Egypt, Ethiopia, Sudan to sign Nile Dam agreement by the End of February

Ministers from Egypt, Ethiopia and Sudan said on Friday a final agreement will be signed by the end of February on the giant Blue Nile hydropower dam that sparked a years-long diplomatic crisis between Cairo and Addis Ababa.

The countries have been at odds over the filling and operation  of the $4 billion Grand Ethiopian Renaissance Dam (GERD), under construction near Ethiopia’s border with Sudan on the Blue Nile, which flows into the Nile river.

President Donald Trump on Friday voiced confidence a US-brokered deal will come soon on the dam.

The three regional powers convened in Washington for what were supposed to be two days of meetings on Tuesday and Wednesday to complete an agreement after talks earlier this month, but negotiations dragged into Friday and disbanded without a final accord.

In a joint statement with the United States and the World Bank after the talks, the nations said they had agreed on a schedule for staged filling of the dam and mitigation mechanisms to adjust its filling and operation during dry periods and drought.

The nations still have to finalize several aspects of the dam, including its safety and provisions for the resolution of disputes, the statement said.
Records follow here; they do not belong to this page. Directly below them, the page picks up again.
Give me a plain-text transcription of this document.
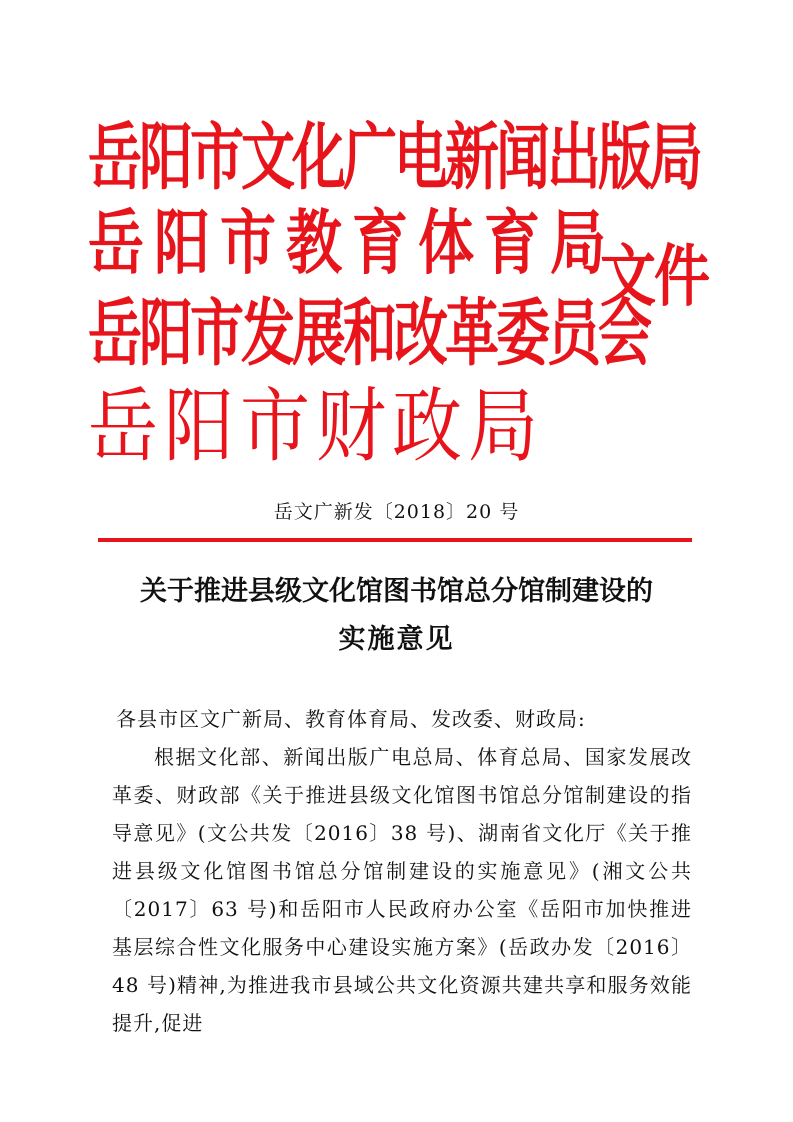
岳阳市文化广电新闻出版局
岳阳市教育体育局
岳阳市发展和改革委员会
岳阳市财政局
文件
岳文广新发〔2018〕20 号
关于推进县级文化馆图书馆总分馆制建设的
实施意见
各县市区文广新局、教育体育局、发改委、财政局:
根据文化部、新闻出版广电总局、体育总局、国家发展改革委、财政部《关于推进县级文化馆图书馆总分馆制建设的指导意见》(文公共发〔2016〕38 号)、湖南省文化厅《关于推进县级文化馆图书馆总分馆制建设的实施意见》(湘文公共〔2017〕63 号)和岳阳市人民政府办公室《岳阳市加快推进基层综合性文化服务中心建设实施方案》(岳政办发〔2016〕48 号)精神,为推进我市县域公共文化资源共建共享和服务效能提升,促进
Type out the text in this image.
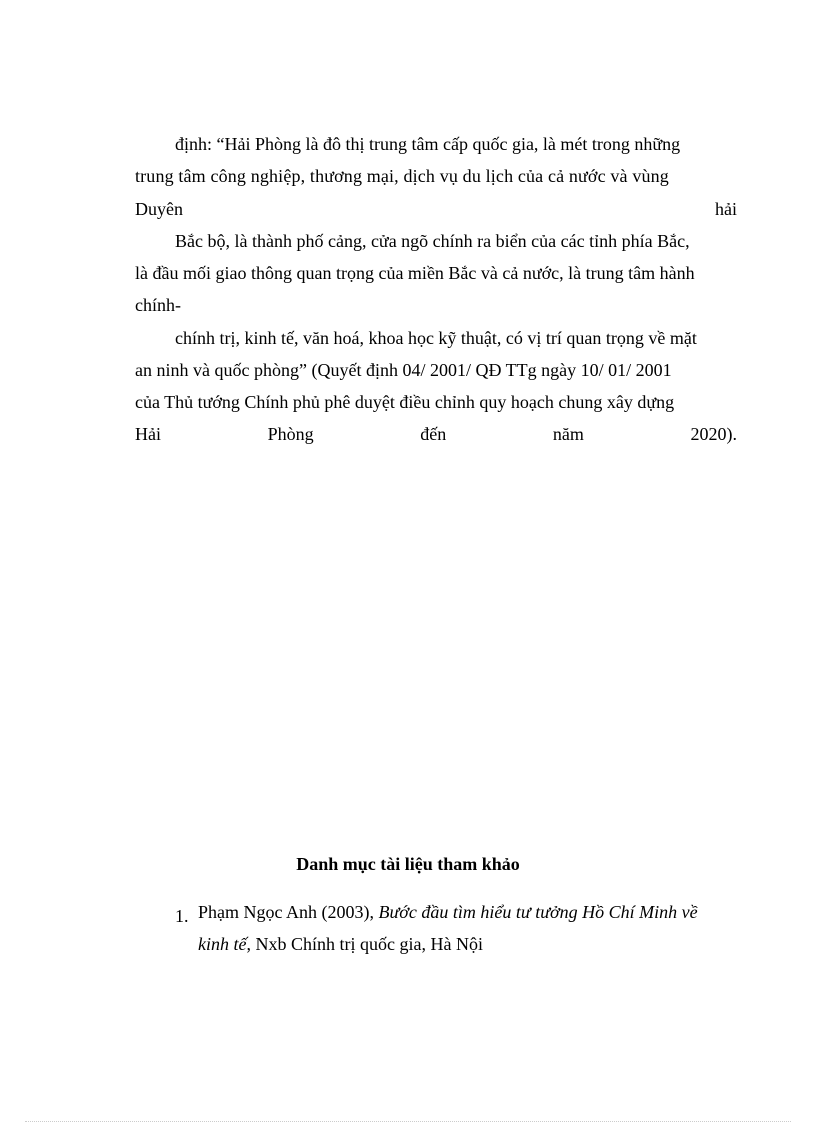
định: “Hải Phòng là đô thị trung tâm cấp quốc gia, là mét trong những
trung tâm công nghiệp, thương mại, dịch vụ du lịch của cả nước và vùng
Duyên	hải
Bắc bộ, là thành phố cảng, cửa ngõ chính ra biển của các tỉnh phía Bắc,
là đầu mối giao thông quan trọng của miền Bắc và cả nước, là trung tâm hành
chính-
chính trị, kinh tế, văn hoá, khoa học kỹ thuật, có vị trí quan trọng về mặt
an ninh và quốc phòng” (Quyết định 04/ 2001/ QĐ TTg ngày 10/ 01/ 2001
của Thủ tướng Chính phủ phê duyệt điều chỉnh quy hoạch chung xây dựng
Hải	Phòng	đến	năm	2020).
Danh mục tài liệu tham khảo
1. Phạm Ngọc Anh (2003), Bước đầu tìm hiểu tư tưởng Hồ Chí Minh về
kinh tế, Nxb Chính trị quốc gia, Hà Nội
But it added that a final agreement on the dam would be signed by all three countries by the end of February.

“Documents to be signed will be further deliberated by legal team supported by technical team. This will continue next week to complete comprehensive document within 30 days,” Sileshi Bekele, Ethiopian minister for water, irrigation and energy, said on Twitter.

The United States has hosted several rounds of talks in Washington with ministers from the three regional powers and the World Bank after years of trilateral negotiations failed.

Trump, in a call with Ethiopian Prime Minister Abiy Ahmed on Friday, expressed optimism that an agreement on the dam was near and would benefit all parties involved, a White House spokesman said.

The colossal 1.8-kilometer-long dam, under construction since 2011, is expected to begin generating power by the end of this year and eventually double Ethiopia’s electricity.

While Ethiopia says the dam is crucial for its growing economy, Egypt fears the project will disrupt the river that provides 90 percent of its drinking water.

The US Treasury Department has been leading the talks after Egyptian President Abdul Fattah al-Sisi sought intervention from Trump.

Even without taking the dam into account, largely desert Egypt is short of water. It imports about half its food products and recycles about 25 billion cubic meters of water annually.

Addis Ababa denies the dam will undermine Egypt’s access to water.